1. Introduction

The number of obese people is increasing in all over the world. In Korea, a body mass index (BMI) greater than 25.0 kg/m² is considered to indicate obesity. According to the Korea National Health & Nutrition Examination Survey 2012, approximately one in three adults (32.8%) are obese and have increased risk of hypertension, hyperlipidemia, type 2 diabetes, and heart disease ^[1]. In USA, the BMI indicative of obesity is 30 kg/m², and 34.9% of adults are obese ^{[2, 3]}.

Increases in fat accumulation are associated with increased adipogenesis, which is related to a combination of factors, including genetics, metabolic, hormonal, and nutritional factors as well as physical activity. The mechanisms of adipocyte differentiation have been widely studied in preadipocyte cell lines. Particularly, the 3T3-L1 preadipocyte cell line is one of the most well-characterized and reliable models for studying the conversion of preadipocytes into adipocyte. The transcription factors involved in adipocyte differentiation include peroxisome proliferator-activated receptor γ (PPAR-γ) ^[4], fatty acid binding protein 4 (FABP4), fatty acid synthase, and lipoprotein lipase (LPL) ^[5]. Additionally, adipose tissue secretes numerous bioactive substances known as adipokines or cytokines, including tumor necrosis factor-α (TNF-α) ^[6], adiponectin, monocyte chemoattractant protein-1 (MCP-1) and interleukin-6, which also regulate the inflammatory response ^{[7, 8]}.

Recent studies have focused on the relationship between functional foods and well-being or diseases prevention. These foods contain large amounts of polyphenolic compounds, which contribute to the prevention of cancer, cardiovascular disease, and lifestyle-related diseases [9-10]^[9]. Food phenolics are mostly present in vegetables, fruits, and leaves, and the antioxidant properties of phenolics are mainly related to their redox properties. Thus, polyphenols have beneficial effects on obesity by acting as metabolic stimulants and regulators of lipid metabolism ^[11].

Chokeberry (Aronia melanocarpa, Family: Rosaceae) is a popular plant that has traditionally been used to treat various diseases, including cardiovascular disease, diabetes ^[12], and cancer ^[13]. Chokeberry is botanically classified as a fruit of North America origin ^[14]. The taste, color, and smell of chokeberry are good, giving this fruit a high utility value in products such as jam, wine, and juice ^{[15, 16]}. Chokeberry contains 84.36% water, 0.7% protein, 0.14% lipid, and 0.44% minerals and has higher beta-cryptoxanthin and polyphenols levels than other fruits and berries ^[13]. However, the mechanism of the anti-obesity effects of chokeberry in 3T3-L1 preadipocytes remains to be elucidated. In addition there are no reports anti-adpiogenesis activity, are only few papers related with antioxidative activity of black chokeberry cultivated in Korea ^{[1, 18]}, although chokeberry cultivated in North America and Europe has been investigated ^{[19, 20]}.

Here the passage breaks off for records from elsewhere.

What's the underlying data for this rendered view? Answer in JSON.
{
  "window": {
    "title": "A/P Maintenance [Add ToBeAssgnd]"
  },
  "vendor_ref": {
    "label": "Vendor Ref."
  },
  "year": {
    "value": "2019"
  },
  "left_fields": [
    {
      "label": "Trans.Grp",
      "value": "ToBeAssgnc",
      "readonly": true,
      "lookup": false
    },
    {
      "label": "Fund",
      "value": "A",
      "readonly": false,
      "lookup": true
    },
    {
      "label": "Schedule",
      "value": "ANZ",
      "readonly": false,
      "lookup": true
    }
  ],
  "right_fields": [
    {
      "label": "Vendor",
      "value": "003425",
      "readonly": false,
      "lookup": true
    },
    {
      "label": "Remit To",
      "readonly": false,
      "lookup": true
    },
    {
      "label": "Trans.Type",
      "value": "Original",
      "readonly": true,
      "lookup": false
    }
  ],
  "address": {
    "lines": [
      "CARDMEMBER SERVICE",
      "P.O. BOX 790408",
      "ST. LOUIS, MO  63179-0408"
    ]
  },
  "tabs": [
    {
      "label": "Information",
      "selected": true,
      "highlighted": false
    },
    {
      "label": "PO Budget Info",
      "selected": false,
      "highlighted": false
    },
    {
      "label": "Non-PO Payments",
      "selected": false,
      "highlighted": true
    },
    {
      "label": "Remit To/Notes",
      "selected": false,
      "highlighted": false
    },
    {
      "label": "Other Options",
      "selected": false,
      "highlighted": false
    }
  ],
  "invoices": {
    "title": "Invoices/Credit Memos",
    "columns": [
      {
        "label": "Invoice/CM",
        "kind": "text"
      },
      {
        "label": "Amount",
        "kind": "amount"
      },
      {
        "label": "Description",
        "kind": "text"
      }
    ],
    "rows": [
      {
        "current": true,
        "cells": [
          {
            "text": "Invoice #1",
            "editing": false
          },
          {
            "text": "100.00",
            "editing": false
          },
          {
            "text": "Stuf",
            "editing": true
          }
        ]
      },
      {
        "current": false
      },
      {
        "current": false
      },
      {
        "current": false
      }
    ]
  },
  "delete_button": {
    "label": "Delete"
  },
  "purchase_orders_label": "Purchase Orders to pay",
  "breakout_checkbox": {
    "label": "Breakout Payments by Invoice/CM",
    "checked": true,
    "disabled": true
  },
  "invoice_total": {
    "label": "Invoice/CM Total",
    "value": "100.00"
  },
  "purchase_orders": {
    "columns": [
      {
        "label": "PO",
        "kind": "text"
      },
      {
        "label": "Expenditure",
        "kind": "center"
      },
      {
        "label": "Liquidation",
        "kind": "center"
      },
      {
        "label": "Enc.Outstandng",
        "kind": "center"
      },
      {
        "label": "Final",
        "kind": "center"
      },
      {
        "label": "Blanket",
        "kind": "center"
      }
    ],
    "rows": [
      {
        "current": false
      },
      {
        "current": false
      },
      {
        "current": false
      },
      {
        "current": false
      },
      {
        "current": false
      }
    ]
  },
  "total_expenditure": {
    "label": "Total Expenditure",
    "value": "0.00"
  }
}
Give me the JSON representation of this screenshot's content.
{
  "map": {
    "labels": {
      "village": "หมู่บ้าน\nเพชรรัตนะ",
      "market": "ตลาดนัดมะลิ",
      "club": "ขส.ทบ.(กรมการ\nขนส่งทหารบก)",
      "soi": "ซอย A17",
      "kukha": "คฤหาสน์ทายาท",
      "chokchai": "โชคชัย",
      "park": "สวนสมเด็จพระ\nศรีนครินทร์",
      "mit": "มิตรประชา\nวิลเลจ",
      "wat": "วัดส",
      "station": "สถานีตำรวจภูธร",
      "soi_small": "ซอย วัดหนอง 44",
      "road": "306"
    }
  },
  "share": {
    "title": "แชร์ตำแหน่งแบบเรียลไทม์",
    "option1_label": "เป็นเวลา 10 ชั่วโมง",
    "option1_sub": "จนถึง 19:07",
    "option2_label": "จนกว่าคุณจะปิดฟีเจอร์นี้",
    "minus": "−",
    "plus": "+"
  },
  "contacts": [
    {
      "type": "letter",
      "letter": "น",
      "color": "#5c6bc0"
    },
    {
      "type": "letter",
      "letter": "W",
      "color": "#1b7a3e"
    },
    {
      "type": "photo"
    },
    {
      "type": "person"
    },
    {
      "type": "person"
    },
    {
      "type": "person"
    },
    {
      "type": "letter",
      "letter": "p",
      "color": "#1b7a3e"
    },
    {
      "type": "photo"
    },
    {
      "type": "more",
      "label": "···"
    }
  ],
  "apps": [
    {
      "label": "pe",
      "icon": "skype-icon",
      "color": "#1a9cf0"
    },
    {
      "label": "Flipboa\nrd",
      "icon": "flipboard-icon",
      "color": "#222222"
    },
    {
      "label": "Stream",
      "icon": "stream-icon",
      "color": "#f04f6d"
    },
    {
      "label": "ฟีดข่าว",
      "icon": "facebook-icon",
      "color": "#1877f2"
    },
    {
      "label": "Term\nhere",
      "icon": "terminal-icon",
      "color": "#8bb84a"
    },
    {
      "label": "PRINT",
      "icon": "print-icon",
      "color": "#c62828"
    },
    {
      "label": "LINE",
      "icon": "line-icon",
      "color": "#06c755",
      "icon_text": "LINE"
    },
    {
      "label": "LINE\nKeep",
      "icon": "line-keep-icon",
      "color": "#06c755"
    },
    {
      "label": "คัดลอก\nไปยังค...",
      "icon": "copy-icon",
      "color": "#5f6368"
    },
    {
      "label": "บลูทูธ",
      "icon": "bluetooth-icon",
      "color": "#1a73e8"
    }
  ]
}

In our previous study, we published that chokeberry attenuated the gene expression related to de novo lipogenesis in the hepatocytes of fatty mice ^[21]. Because of that study has been confirmed lipogenesis only in the hepatocytes, we tried to verify the mechanism of the chokeberry on adipocytes related with obesity. Considering the importance of adipogenesis in obesity, we examined the mechanism of chokeberry extract (CBE)-induced adipocyte differentiation and adipogenesis in 3T3-L1 cells by measuring the viability of and lipid droplet accumulation in the cells and expression of specific adipocyte genes.

2. Materials and Methods

Frozen chokeberry was purchased from a local farm (Okcheon-gun, Chungcheongbuk-do, Republic of Korea), was dried and ground to 16 mesh using a grinder (MF 10 Basic; IKA-WERKE, Staufen, Germany). Ground chokeberry (1 g) was refluxed with 20 mL of 70% ethanol for 8 h and the mixture was centrifuged at 1,008 ⅹ g for 20 min. The supernatant was filtered and completely evaporated in a rotary evaporator (N-21NS; EYELA, Tokyo, Japan) at 40°C before the concentrated mixture was freeze-dried.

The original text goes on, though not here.